L'analisi comparata, utilizzata di frequente nel campo delle scienze sociali12 riveste, pertanto, una doppia importanza, ovvero la possibilità di spiegare causalmente le differenze storiche, a livello territoriale, fra le diverse forme di mobilitazione collettiva e di partecipazione politica, nonché il vantaggio di evidenziare l'eccezionalità di certe aree (Rossi 1990, xxiii). Queste ultime in una seconda fase della ricerca potranno essere sottoposte a uno studio del caso che permetta di identificare – tramite un'indagine comparativa di lungo periodo che coinvolga due province del Mezzogiorno – la presenza di identità collettive, di una struttura sociale, di una mobilità di gruppi e di ceti e di un'attività politica, tale da far pensare all'esistenza di forme di mobilitazione e partecipazione politica, che sono all'origine di quel particolare insediamento sociale rappresentato dalle subculture politiche territoriali.

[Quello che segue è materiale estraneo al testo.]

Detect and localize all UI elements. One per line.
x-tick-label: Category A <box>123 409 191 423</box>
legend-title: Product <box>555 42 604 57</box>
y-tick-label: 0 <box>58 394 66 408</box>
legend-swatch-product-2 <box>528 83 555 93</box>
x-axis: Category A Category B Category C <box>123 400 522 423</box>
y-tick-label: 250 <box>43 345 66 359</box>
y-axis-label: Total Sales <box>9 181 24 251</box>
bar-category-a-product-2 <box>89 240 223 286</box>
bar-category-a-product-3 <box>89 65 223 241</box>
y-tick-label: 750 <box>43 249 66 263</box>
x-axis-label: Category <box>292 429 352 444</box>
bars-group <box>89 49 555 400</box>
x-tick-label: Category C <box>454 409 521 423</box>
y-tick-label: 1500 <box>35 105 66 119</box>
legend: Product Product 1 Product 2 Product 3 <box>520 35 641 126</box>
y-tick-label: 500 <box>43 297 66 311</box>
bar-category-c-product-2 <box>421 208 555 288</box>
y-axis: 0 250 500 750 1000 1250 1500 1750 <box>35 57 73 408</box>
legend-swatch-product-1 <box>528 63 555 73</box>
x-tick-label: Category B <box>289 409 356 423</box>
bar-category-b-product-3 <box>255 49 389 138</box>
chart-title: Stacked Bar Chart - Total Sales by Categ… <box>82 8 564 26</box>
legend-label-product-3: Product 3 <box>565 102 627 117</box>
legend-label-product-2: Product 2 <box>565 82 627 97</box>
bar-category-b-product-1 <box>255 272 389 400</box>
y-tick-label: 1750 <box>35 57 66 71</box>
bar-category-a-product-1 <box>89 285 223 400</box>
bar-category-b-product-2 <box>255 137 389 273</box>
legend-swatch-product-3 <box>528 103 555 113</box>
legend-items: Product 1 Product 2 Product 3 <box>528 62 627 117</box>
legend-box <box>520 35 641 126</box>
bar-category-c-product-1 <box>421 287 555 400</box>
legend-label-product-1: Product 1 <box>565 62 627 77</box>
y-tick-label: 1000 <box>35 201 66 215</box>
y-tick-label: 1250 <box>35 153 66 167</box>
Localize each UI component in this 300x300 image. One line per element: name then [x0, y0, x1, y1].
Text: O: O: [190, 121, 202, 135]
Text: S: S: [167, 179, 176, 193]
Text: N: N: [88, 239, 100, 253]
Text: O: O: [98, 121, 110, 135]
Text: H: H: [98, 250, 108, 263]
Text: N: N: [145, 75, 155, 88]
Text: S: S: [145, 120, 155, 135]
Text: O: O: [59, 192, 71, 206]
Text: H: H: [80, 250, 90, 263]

2. Le forme di mobilitazione collettiva nel Mezzogiorno
L'idea è di interrogarsi sulle iniziali forme di politicizzazione del Meridione dalla fine degli anni Ottanta dell'Ottocento, muovendo dal revisionismo storico-sociale che ha di recente contestato lo stereotipo di un Mezzogiorno indistinto e attardato da ingombranti pesi culturali, quali il "familismo amorale" e il basso grado di civismo, e dal sottosviluppo, cui lo condannerebbe il dualismo economico proprio della fase postunitaria, a causa anche di una élite borghese ritenuta incapace di governare il processo di modernizzazione.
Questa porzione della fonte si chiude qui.